Traditionally, many of the cases associated with MCS were related to solvent exposure events. These types of agents have been well recognized in causing memory issues [15]. This can explain some of the neurological symptoms observed for those reporting MCS. These observations also support the mechanism of suggested degenerative neurological damage observed from positron-emission tomography studies [9].

This issue in understanding MCS has results in attempts to define and establish criteria for diagnosis [4]. One report by Rossi and Petridis suggested a multiple stage approach based on the progression of symptoms [4]. The last stage in this categorization involves evaluation of the central nervous system. Much of this determination appears to be related to the psychological and social issues associated with MCS. This has some relation to exposure events in the occupational environment; although, exposures are generally occurring at higher concentrations. These various events have resulted in claims for compensation resulting from MCS [2,3]. The issue with many of these cases is reliability in establishing a relationship between exposure (events) and MCS [16].

Establishing MCS as a successful workman’s compensation claim is difficult since diagnostic criteria appear to vary among individuals and types of exposure experienced [2,17]. It is even more difficult to identify specific agents responsible for these symptoms. Most would categorize this form of disease event as an idiopathic event. Investigations have reported that about 15% of the United States population may experience issues associated with MCS, with occurrences being higher in woman [18]. The prevalence of those reporting sensitivity related to MCS appears to be increasing with a possible association with asthma [19]. Some of this increase may be attributed to changes in the global climate. Pollution is becoming a more common event worldwide [19]. Such events, even though low level, are possibly being enhanced because of changes in weather patterns, including increased temperatures. Similar events have been observed during various types of regional/local pollution occurrences [20]. Reports have suggested those with MCS experience asthma-type issues, gastrointestinal problems, headache, neurological disease characteristics and odor sensitivity to name a few, which appears to be seen during general pollution events (e.g. Gulf of Mexico Oil Spill) [15,20].

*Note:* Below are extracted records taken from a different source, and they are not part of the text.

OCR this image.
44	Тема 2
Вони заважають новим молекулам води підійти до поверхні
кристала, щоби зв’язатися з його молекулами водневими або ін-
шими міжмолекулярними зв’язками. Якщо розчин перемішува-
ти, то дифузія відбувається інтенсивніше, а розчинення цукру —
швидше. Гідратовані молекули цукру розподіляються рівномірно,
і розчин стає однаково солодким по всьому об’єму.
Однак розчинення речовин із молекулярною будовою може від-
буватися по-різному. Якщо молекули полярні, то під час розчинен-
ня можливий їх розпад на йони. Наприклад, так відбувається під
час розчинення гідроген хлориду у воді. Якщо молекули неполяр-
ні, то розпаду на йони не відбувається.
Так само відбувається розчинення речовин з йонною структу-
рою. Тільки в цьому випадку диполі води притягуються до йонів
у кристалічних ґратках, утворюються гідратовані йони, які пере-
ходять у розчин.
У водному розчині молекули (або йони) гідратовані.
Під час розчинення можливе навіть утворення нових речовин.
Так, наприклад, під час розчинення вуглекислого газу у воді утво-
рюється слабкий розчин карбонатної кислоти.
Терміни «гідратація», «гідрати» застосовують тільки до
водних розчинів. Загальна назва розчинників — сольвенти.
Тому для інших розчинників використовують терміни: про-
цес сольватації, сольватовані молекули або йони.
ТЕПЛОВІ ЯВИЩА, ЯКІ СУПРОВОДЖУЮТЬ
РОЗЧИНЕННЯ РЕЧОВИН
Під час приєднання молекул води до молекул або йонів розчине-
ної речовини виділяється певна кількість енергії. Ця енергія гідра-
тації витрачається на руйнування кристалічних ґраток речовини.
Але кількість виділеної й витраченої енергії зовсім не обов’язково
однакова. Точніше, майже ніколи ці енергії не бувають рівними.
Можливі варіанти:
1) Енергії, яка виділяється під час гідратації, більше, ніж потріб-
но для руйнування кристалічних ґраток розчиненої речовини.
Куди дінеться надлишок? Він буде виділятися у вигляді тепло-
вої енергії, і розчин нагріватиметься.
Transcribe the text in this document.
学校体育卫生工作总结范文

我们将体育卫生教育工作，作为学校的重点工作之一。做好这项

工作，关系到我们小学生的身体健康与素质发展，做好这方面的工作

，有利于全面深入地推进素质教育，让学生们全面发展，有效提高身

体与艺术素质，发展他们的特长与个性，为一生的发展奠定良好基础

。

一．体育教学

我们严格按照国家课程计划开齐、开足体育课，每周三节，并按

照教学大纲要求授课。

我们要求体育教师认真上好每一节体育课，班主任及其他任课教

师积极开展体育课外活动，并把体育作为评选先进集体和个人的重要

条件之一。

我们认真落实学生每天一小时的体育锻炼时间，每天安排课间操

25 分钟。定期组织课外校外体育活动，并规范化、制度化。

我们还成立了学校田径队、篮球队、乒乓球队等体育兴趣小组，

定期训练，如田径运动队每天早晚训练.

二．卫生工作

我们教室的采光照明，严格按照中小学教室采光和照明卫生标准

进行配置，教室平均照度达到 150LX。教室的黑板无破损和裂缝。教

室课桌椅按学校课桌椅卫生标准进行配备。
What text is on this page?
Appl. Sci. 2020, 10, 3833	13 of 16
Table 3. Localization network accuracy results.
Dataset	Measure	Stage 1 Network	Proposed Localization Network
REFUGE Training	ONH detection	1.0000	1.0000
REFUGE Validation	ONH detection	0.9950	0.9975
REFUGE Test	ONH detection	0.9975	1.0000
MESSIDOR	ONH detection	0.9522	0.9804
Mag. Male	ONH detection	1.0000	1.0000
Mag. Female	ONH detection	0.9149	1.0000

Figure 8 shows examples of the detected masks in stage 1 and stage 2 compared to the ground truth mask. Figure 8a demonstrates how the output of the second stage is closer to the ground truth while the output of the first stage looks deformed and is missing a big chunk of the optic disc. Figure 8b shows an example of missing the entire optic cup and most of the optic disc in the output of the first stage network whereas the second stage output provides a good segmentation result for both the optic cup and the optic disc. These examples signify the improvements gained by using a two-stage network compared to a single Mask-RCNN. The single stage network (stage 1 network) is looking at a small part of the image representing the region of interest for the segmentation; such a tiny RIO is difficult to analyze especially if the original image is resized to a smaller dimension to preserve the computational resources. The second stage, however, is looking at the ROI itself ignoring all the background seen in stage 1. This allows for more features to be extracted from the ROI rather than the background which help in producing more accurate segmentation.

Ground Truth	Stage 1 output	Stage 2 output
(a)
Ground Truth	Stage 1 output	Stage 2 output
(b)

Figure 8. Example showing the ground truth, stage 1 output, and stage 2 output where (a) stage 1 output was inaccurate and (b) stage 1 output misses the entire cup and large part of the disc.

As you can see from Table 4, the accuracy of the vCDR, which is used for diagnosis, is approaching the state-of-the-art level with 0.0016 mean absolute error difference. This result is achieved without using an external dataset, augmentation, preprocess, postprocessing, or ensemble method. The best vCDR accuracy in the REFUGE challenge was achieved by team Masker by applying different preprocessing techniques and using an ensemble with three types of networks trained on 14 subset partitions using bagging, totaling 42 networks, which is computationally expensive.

One of the major difficulties in evaluating MCS is a lack of clear diagnostic procedures [4]. When this is combined with poor exposure information and past histories of varying health events, a clear ability to identify MCS may be functionally impossible, especially when examining legal standards in defining a disease state (e.g. Daubert Rule). However, further longitudinal studies may aid in establishing a pattern of categorization for defining this disease [4]. Certainly, this type of disease will become more common and literature reports will increase pushing research to establish reliable criteria for identifying those afflicted.

Summary

In summary, it appears MCS has a relationship with the neurological system, biochemical pathways and multiplicative interaction (synergism) of chemicals. These interactions are likely the cause of confusion in attempting to identify MCS as a single “disease” entity. Most likely MCS can be best described as a multi-symptomatic state requiring interpretation of varying characteristics as methodology for diagnosis. This approach may be providing a more workable basis in establishing diagnostic criteria.